IGP Stories

Urgent need for developing an 'Economy of Belonging'

London Prosperity Board Prosperity Index Public Services Europe

Juan Manuel Moreno

On Tuesday 19th November, IGP Founder and Director, Professor Henrietta L. Moore, attended the Social Macroeconomics Hub workshop hosted by the Rebuilding Macroeconomics (RM) research initiative at the Blavatnik School of Government in Oxford.

The event was attended by a diverse group of economists and social scientists and was concerned with the social foundations of economic decision-making and macroeconomic activity.

One of the RM Social Macroeconomic Hub’s central objectives is to develop new ways of working and measuring the social impact of economic shifts and decision-making processes within both government and businesses contexts. It does this through cross-disciplinary collaborations and conversations, the hub is aimed at measuring, is central to our work.

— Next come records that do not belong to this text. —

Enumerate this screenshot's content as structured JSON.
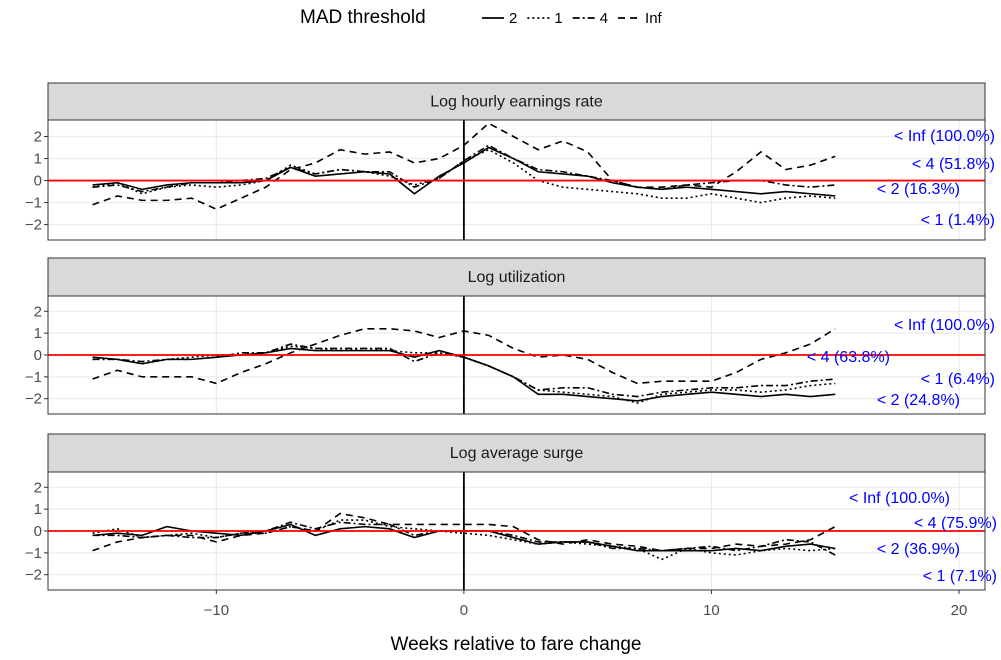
{
  "chart_data": {
    "type": "line",
    "legend_title": "MAD threshold",
    "xlabel": "Weeks relative to fare change",
    "xlim": [
      -16.8,
      21.05
    ],
    "xticks": [
      {
        "value": -10,
        "label": "−10"
      },
      0,
      10,
      20
    ],
    "grid": true,
    "hline": {
      "value": 0,
      "color": "#ff0000"
    },
    "vline": {
      "value": 0,
      "color": "#000000"
    },
    "x": [
      -15,
      -14,
      -13,
      -12,
      -11,
      -10,
      -9,
      -8,
      -7,
      -6,
      -5,
      -4,
      -3,
      -2,
      -1,
      0,
      1,
      2,
      3,
      4,
      5,
      6,
      7,
      8,
      9,
      10,
      11,
      12,
      13,
      14,
      15
    ],
    "series": [
      {
        "name": "2",
        "color": "#000000",
        "linetype": "solid"
      },
      {
        "name": "1",
        "color": "#000000",
        "linetype": "dotted"
      },
      {
        "name": "4",
        "color": "#000000",
        "linetype": "dotdash"
      },
      {
        "name": "Inf",
        "color": "#000000",
        "linetype": "dashed"
      }
    ],
    "panels": [
      {
        "title": "Log hourly earnings rate",
        "ylim": [
          -2.7,
          2.75
        ],
        "yticks": [
          {
            "value": -2,
            "label": "−2"
          },
          {
            "value": -1,
            "label": "−1"
          },
          0,
          1,
          2
        ],
        "values": [
          [
            -0.2,
            -0.1,
            -0.4,
            -0.2,
            -0.1,
            -0.1,
            -0.1,
            0.0,
            0.6,
            0.2,
            0.3,
            0.4,
            0.3,
            -0.6,
            0.2,
            0.8,
            1.5,
            1.0,
            0.4,
            0.3,
            0.2,
            -0.1,
            -0.3,
            -0.4,
            -0.3,
            -0.4,
            -0.5,
            -0.6,
            -0.5,
            -0.6,
            -0.7
          ],
          [
            -0.3,
            -0.1,
            -0.6,
            -0.3,
            -0.2,
            -0.3,
            -0.2,
            0.0,
            0.7,
            0.3,
            0.5,
            0.4,
            0.2,
            -0.2,
            0.1,
            0.9,
            1.4,
            0.8,
            0.0,
            -0.3,
            -0.4,
            -0.5,
            -0.6,
            -0.8,
            -0.8,
            -0.6,
            -0.8,
            -1.0,
            -0.8,
            -0.7,
            -0.8
          ],
          [
            -0.3,
            -0.2,
            -0.5,
            -0.3,
            -0.1,
            -0.1,
            0.0,
            0.1,
            0.6,
            0.3,
            0.5,
            0.4,
            0.4,
            -0.3,
            0.1,
            0.9,
            1.6,
            1.0,
            0.5,
            0.4,
            0.2,
            0.0,
            -0.3,
            -0.4,
            -0.2,
            -0.1,
            0.0,
            0.0,
            -0.2,
            -0.3,
            -0.2
          ],
          [
            -1.1,
            -0.7,
            -0.9,
            -0.9,
            -0.8,
            -1.3,
            -0.8,
            -0.3,
            0.5,
            0.8,
            1.4,
            1.2,
            1.3,
            0.8,
            1.0,
            1.6,
            2.6,
            2.0,
            1.4,
            1.8,
            1.3,
            0.0,
            -0.3,
            -0.3,
            -0.2,
            -0.3,
            0.4,
            1.3,
            0.5,
            0.7,
            1.1
          ]
        ],
        "annotations": [
          "< Inf (100.0%)",
          "< 4 (51.8%)",
          "< 2 (16.3%)",
          "< 1 (1.4%)"
        ]
      },
      {
        "title": "Log utilization",
        "ylim": [
          -2.7,
          2.7
        ],
        "yticks": [
          {
            "value": -2,
            "label": "−2"
          },
          {
            "value": -1,
            "label": "−1"
          },
          0,
          1,
          2
        ],
        "values": [
          [
            -0.1,
            -0.2,
            -0.4,
            -0.2,
            -0.2,
            -0.1,
            0.0,
            0.1,
            0.3,
            0.2,
            0.2,
            0.2,
            0.2,
            -0.1,
            0.2,
            -0.1,
            -0.5,
            -1.0,
            -1.8,
            -1.8,
            -1.9,
            -2.0,
            -2.1,
            -1.9,
            -1.8,
            -1.7,
            -1.8,
            -1.9,
            -1.8,
            -1.9,
            -1.8
          ],
          [
            -0.2,
            -0.2,
            -0.4,
            -0.2,
            -0.1,
            0.0,
            0.0,
            0.1,
            0.4,
            0.3,
            0.2,
            0.3,
            0.2,
            0.1,
            0.1,
            -0.1,
            -0.5,
            -1.0,
            -1.6,
            -1.7,
            -1.8,
            -1.9,
            -2.2,
            -1.8,
            -1.7,
            -1.6,
            -1.6,
            -1.7,
            -1.6,
            -1.4,
            -1.3
          ],
          [
            -0.2,
            -0.2,
            -0.3,
            -0.2,
            -0.2,
            -0.1,
            0.1,
            0.1,
            0.5,
            0.3,
            0.3,
            0.3,
            0.3,
            -0.3,
            0.1,
            -0.1,
            -0.5,
            -1.0,
            -1.6,
            -1.5,
            -1.5,
            -1.8,
            -1.9,
            -1.7,
            -1.6,
            -1.5,
            -1.5,
            -1.4,
            -1.4,
            -1.2,
            -1.1
          ],
          [
            -1.1,
            -0.7,
            -1.0,
            -1.0,
            -1.0,
            -1.3,
            -0.8,
            -0.4,
            0.1,
            0.5,
            0.9,
            1.2,
            1.2,
            1.1,
            0.8,
            1.1,
            0.9,
            0.3,
            -0.1,
            0.0,
            -0.2,
            -0.8,
            -1.3,
            -1.2,
            -1.2,
            -1.2,
            -0.8,
            -0.2,
            0.1,
            0.5,
            1.2
          ]
        ],
        "annotations": [
          "< Inf (100.0%)",
          "< 4 (63.8%)",
          "< 1 (6.4%)",
          "< 2 (24.8%)"
        ]
      },
      {
        "title": "Log average surge",
        "ylim": [
          -2.7,
          2.7
        ],
        "yticks": [
          {
            "value": -2,
            "label": "−2"
          },
          {
            "value": -1,
            "label": "−1"
          },
          0,
          1,
          2
        ],
        "values": [
          [
            -0.2,
            -0.1,
            -0.2,
            0.2,
            0.0,
            -0.1,
            -0.2,
            0.0,
            0.3,
            -0.2,
            0.1,
            0.2,
            0.1,
            -0.3,
            0.0,
            0.0,
            0.0,
            -0.3,
            -0.6,
            -0.5,
            -0.5,
            -0.7,
            -0.9,
            -0.9,
            -0.9,
            -0.9,
            -0.8,
            -0.9,
            -0.7,
            -0.6,
            -0.8
          ],
          [
            -0.1,
            0.1,
            -0.3,
            -0.2,
            -0.1,
            -0.3,
            -0.1,
            -0.1,
            0.2,
            0.0,
            0.5,
            0.5,
            0.2,
            0.1,
            0.0,
            -0.1,
            -0.2,
            -0.4,
            -0.6,
            -0.5,
            -0.6,
            -0.7,
            -0.8,
            -1.3,
            -0.8,
            -1.0,
            -1.1,
            -0.9,
            -0.8,
            -0.9,
            -0.8
          ],
          [
            -0.2,
            -0.2,
            -0.3,
            -0.2,
            -0.3,
            -0.3,
            -0.1,
            0.0,
            0.4,
            0.1,
            0.4,
            0.3,
            0.3,
            -0.2,
            0.0,
            0.0,
            0.0,
            -0.2,
            -0.5,
            -0.5,
            -0.5,
            -0.8,
            -0.8,
            -0.9,
            -0.8,
            -0.7,
            -0.9,
            -0.7,
            -0.4,
            -0.5,
            -1.1
          ],
          [
            -0.9,
            -0.5,
            -0.3,
            -0.2,
            -0.2,
            -0.5,
            -0.2,
            -0.1,
            0.2,
            0.0,
            0.8,
            0.6,
            0.3,
            0.3,
            0.3,
            0.3,
            0.3,
            0.2,
            -0.4,
            -0.6,
            -0.4,
            -0.6,
            -0.7,
            -0.9,
            -0.8,
            -0.8,
            -0.6,
            -0.7,
            -0.6,
            -0.4,
            0.2
          ]
        ],
        "annotations": [
          "< Inf (100.0%)",
          "< 4 (75.9%)",
          "< 2 (36.9%)",
          "< 1 (7.1%)"
        ]
      }
    ]
  }
}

Prof. Moore's intervention, Rethinking Prosperity. Beyond Life Outcomes, Towards Life Opportunities, showcased some of the main findings and developments from two of IGP’s ongoing projects: Universal Basic Services and the London Prosperity Index.

Prof. Moore emphasised the urgent need for developing an ‘Economy of Belonging’ based on a commitment to social justice and a renewal of the value of reciprocal obligations, and called for new ways of working and measuring the social and the economic that depart from participatory, innovation and collaboration.

‘Our research shows that conventional ways of measuring socio-economic patterns and aggregates from diverse datasets and metrics are often at odds between each other and do not fully explain prosperity and well-being in terms of the lived-experiences of individuals’.

This is a serious issue as it speaks directly at the democratic deficit both in terms of political and economic decision-making processes and, most importantly, in terms of identifying and measuring improvements in quality of life for communities and individuals.

‘What we are finding, through exercises involving citizen science and different scales of analyses, is that a much more granular study is needed to understand the implications of macroeconomics at the local level, and the underlining personal and social foundations driving economic and political decisions’.